Monday, July 24, 2006

My Life as a Quant: Reflections on Physics and Finance

Dr. Emanuel Derman will discuss his book My Life as a Quant: Reflections on Physics and Finance (John Wiley & Sons). Wall Street is no longer the old-fashioned business it once was. In recent years, investment banks and hedge funds have increasingly turned to quantitative trading strategies and derivative securities for their profits, and have raided academia for PhDs to model these volatile products and manage their risk.

Nowadays, the fortunes of firms and the stability of markets often rest on mathematical models. "Quants"–the scientifically trained practitioners of quantitative finance who build these models–have become key players on the Wall Street stage.

And no Wall Street quant is better known than Emanuel Derman. One of the first high-energy particle physicists to migrate to Wall Street, he spent seventeen years in the business, eventually becoming managing director and head of the renowned Quantitative Strategies group at Goldman, Sachs & Co. There he coauthored some of today's most widely used and influential financial models, including the widely used Black-Derman-Toy model of interest rates.

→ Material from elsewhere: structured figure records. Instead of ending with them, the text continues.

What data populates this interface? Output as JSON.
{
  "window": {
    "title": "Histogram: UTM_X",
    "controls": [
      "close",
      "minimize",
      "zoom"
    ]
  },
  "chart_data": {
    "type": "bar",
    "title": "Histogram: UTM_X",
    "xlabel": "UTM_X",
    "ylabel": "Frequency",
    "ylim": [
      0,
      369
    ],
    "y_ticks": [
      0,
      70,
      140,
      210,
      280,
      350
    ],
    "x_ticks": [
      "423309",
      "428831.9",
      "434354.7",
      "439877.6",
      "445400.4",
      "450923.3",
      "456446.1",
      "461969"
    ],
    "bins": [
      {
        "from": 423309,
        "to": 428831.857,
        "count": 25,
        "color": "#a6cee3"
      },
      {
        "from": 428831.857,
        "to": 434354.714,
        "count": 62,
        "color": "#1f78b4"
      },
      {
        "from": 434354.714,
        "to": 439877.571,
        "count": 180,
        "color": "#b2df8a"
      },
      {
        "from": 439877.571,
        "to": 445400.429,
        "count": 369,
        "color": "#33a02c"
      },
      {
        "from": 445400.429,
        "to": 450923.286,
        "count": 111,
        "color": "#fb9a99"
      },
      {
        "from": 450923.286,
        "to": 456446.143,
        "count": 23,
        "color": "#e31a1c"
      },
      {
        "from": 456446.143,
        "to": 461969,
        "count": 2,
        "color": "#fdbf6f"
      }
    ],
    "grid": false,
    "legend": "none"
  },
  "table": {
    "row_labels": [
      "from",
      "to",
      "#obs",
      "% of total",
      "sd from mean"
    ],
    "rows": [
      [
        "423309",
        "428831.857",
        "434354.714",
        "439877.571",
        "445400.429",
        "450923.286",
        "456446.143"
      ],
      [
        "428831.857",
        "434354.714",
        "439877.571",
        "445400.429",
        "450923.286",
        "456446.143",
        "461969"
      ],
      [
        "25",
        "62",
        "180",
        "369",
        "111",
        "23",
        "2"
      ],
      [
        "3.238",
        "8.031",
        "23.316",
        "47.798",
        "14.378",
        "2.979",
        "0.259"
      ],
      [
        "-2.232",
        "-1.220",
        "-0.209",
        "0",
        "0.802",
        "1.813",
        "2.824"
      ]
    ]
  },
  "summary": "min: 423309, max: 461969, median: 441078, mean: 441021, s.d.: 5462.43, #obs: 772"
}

Physics and quantitative finance look deceptively similar. But, writes Derman, "When you do physics you're playing against God; in finance, you're playing against God's creatures." How can one justify using the precise methods of physics in the frenzied world of financial markets? Is it reasonable to treat the economy and its markets as a complex machine? Or is quantitative finance merely flawed thinking masquerading as science, a brave whistling in the dark?